Une véritable pièce de musée :
Une lettre autographée par l'Empereur François II,
le dernier Empereur du Saint Empire Germanique,
écrite au milieu de la campagne d'Autriche
contre Napoleon en Mai 1809 :

 

(cliquez sur l'image de la lettre,
pour la voir en grande résolution)

  

Empereur Franz II de Habsbourg
et Roi d'Autriche

 

Expéditeur de la lettre

 

Archiduc Joseph de Habsbourg
Régent de Hongrie

 

Destinataire de la lettre

   

On peut affirmer aujourd'hui, que la guerre entre l'Autriche et la France commença déjà au début de la révolution en France. Lorsque Napoléon prit le pouvoir en 1799, les armées françaises avaient déjà nettement élargi le territoire français et de nombreuses régions d'Allemagne avaient été conquises. Toutes ces batailles (perdues) ont eu pour conséquence, que l'Empereur François n'a jamais été enclin à un compromis. Après les nouvelles défaites d'Ulm, Vienne et surtout Austerlitz, le sentiment de résistance (contre la France) en Autriche s'amplifia. En plus, il arriva que Napoléon ne reconnut plus l'Empereur François et le destitua.
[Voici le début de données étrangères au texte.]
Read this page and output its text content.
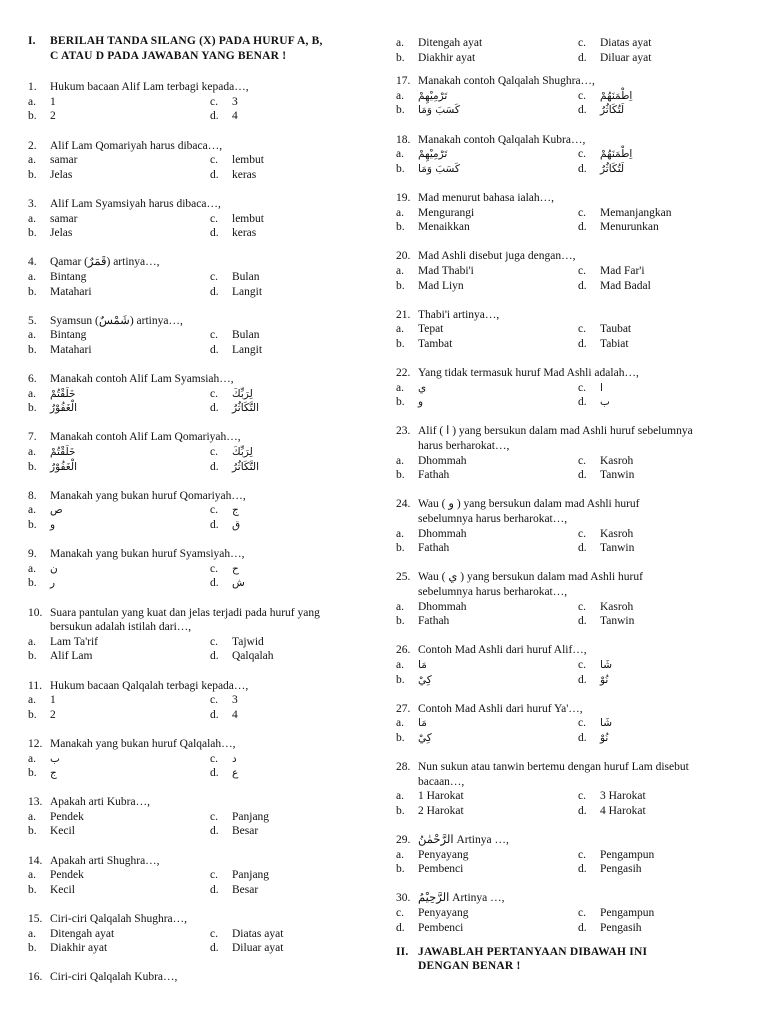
I.	BERILAH TANDA SILANG (X) PADA HURUF A, B,
C ATAU D PADA JAWABAN YANG BENAR !
1.	Hukum bacaan Alif Lam terbagi kepada…,
a.	1	c.	3
b.	2	d.	4
2.	Alif Lam Qomariyah harus dibaca…,
a.	samar	c.	lembut
b.	Jelas	d.	keras
3.	Alif Lam Syamsiyah harus dibaca…,
a.	samar	c.	lembut
b.	Jelas	d.	keras
4.	Qamar (قَمَرٌ) artinya…,
a.	Bintang	c.	Bulan
b.	Matahari	d.	Langit
5.	Syamsun (شَمْسٌ) artinya…,
a.	Bintang	c.	Bulan
b.	Matahari	d.	Langit
6.	Manakah contoh Alif Lam Syamsiah…,
a.	خَلَقْتُمْ	c.	لِرَبِّكَ
b.	الْغَفُوْرُ	d.	التَّكَاثُرُ
7.	Manakah contoh Alif Lam Qomariyah…,
a.	خَلَقْتُمْ	c.	لِرَبِّكَ
b.	الْغَفُوْرُ	d.	التَّكَاثُرُ
8.	Manakah yang bukan huruf Qomariyah…,
a.	ص	c.	ج
b.	و	d.	ق
9.	Manakah yang bukan huruf Syamsiyah…,
a.	ن	c.	ح
b.	ر	d.	ش
10. Suara pantulan yang kuat dan jelas terjadi pada huruf yang
bersukun adalah istilah dari…,
a.	Lam Ta'rif	c.	Tajwid
b.	Alif Lam	d.	Qalqalah
11. Hukum bacaan Qalqalah terbagi kepada…,
a.	1	c.	3
b.	2	d.	4
12. Manakah yang bukan huruf Qalqalah…,
a.	ب	c.	د
b.	ج	d.	ع
13. Apakah arti Kubra…,
a.	Pendek	c.	Panjang
b.	Kecil	d.	Besar
14. Apakah arti Shughra…,
a.	Pendek	c.	Panjang
b.	Kecil	d.	Besar
15. Ciri-ciri Qalqalah Shughra…,
a.	Ditengah ayat	c.	Diatas ayat
b.	Diakhir ayat	d.	Diluar ayat
16. Ciri-ciri Qalqalah Kubra…,
a.	Ditengah ayat	c.	Diatas ayat
b.	Diakhir ayat	d.	Diluar ayat
17. Manakah contoh Qalqalah Shughra…,
a.	تَرْمِيْهِمْ	c.	اِطْمَنَهُمْ
b.	كَسَبَ وَمَا	d.	لَتُكَاثُرُ
18. Manakah contoh Qalqalah Kubra…,
a.	تَرْمِيْهِمْ	c.	اِطْمَنَهُمْ
b.	كَسَبَ وَمَا	d.	لَتُكَاثُرُ
19. Mad menurut bahasa ialah…,
a.	Mengurangi	c.	Memanjangkan
b.	Menaikkan	d.	Menurunkan
20. Mad Ashli disebut juga dengan…,
a.	Mad Thabi'i	c.	Mad Far'i
b.	Mad Liyn	d.	Mad Badal
21. Thabi'i artinya…,
a.	Tepat	c.	Taubat
b.	Tambat	d.	Tabiat
22. Yang tidak termasuk huruf Mad Ashli adalah…,
a.	ي	c.	ا
b.	و	d.	ب
23. Alif ( ا ) yang bersukun dalam mad Ashli huruf sebelumnya
harus berharokat…,
a.	Dhommah	c.	Kasroh
b.	Fathah	d.	Tanwin
24. Wau ( و ) yang bersukun dalam mad Ashli huruf
sebelumnya harus berharokat…,
a.	Dhommah	c.	Kasroh
b.	Fathah	d.	Tanwin
25. Wau ( ي ) yang bersukun dalam mad Ashli huruf
sebelumnya harus berharokat…,
a.	Dhommah	c.	Kasroh
b.	Fathah	d.	Tanwin
26. Contoh Mad Ashli dari huruf Alif…,
a.	مَا	c.	شَا
b.	كِيْ	d.	نُوْ
27. Contoh Mad Ashli dari huruf Ya'…,
a.	مَا	c.	شَا
b.	كِيْ	d.	نُوْ
28. Nun sukun atau tanwin bertemu dengan huruf Lam disebut
bacaan…,
a.	1 Harokat	c.	3 Harokat
b.	2 Harokat	d.	4 Harokat
29. الرَّحْمٰنُ Artinya …,
a.	Penyayang	c.	Pengampun
b.	Pembenci	d.	Pengasih
30. الرَّحِيْمُ Artinya …,
c.	Penyayang	c.	Pengampun
d.	Pembenci	d.	Pengasih
II. JAWABLAH PERTANYAAN DIBAWAH INI
DENGAN BENAR !
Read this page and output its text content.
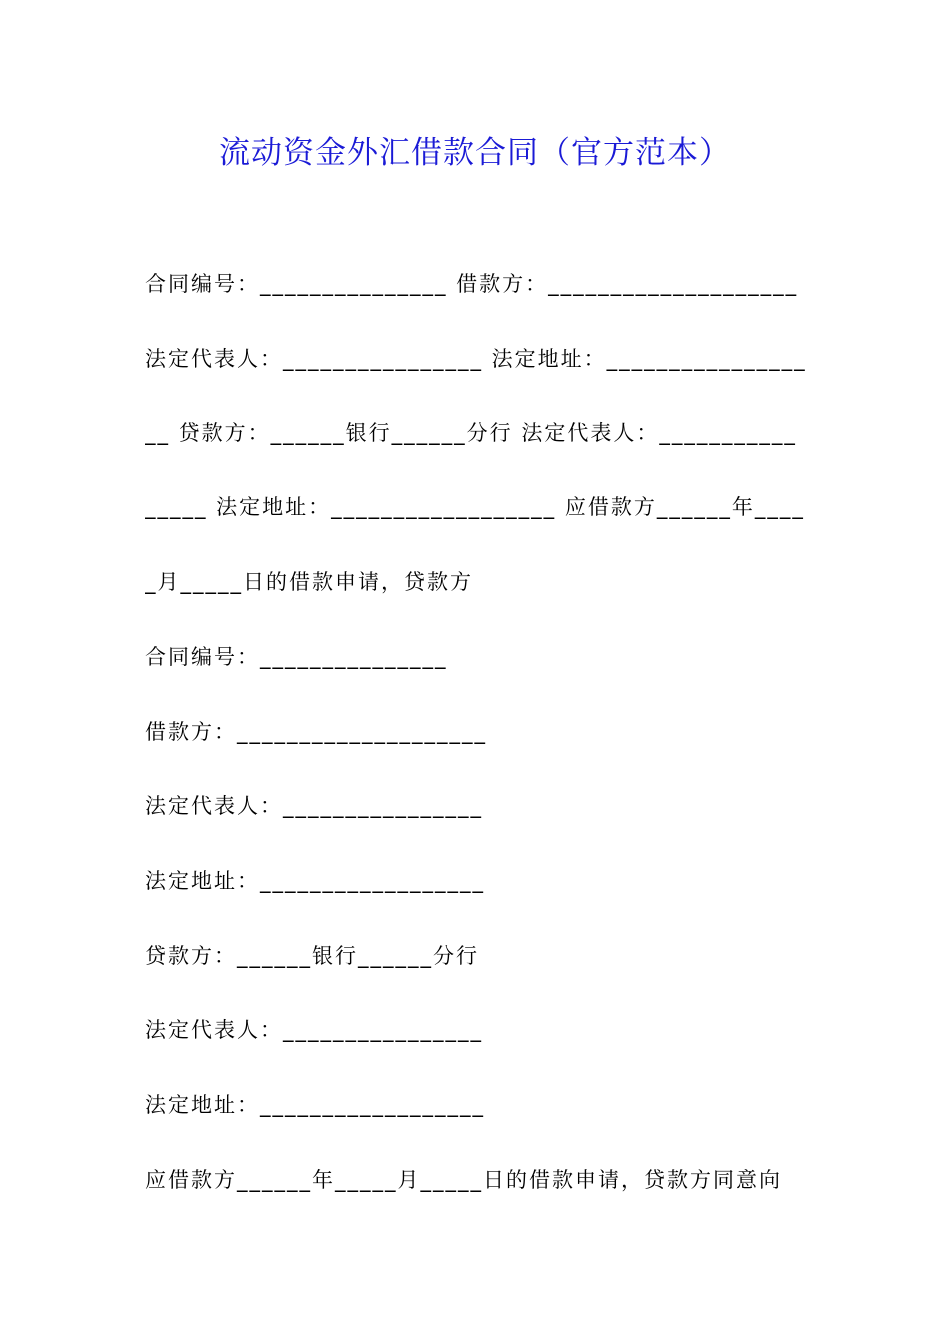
流动资金外汇借款合同（官方范本）
合同编号：_______________ 借款方：____________________
法定代表人：________________ 法定地址：________________
__ 贷款方：______银行______分行 法定代表人：___________
_____ 法定地址：__________________ 应借款方______年____
_月_____日的借款申请，贷款方
合同编号：_______________
借款方：____________________
法定代表人：________________
法定地址：__________________
贷款方：______银行______分行
法定代表人：________________
法定地址：__________________
应借款方______年_____月_____日的借款申请，贷款方同意向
Alors que l'Empire français ne cessa de s'étendre, la résistance à cette invasion s'accrut parallèlement, surtout en Espagne, où l'insurrection fit de nombreuses victimes parmi les soldats français. C'est pourquoi au début de 1809, les autrichiens ont estimé que la France serait suffisamment affaiblie, pour qu'une nouvelle guerre contre Napoléon pourrait cette fois-ci s'avérer avantageuse!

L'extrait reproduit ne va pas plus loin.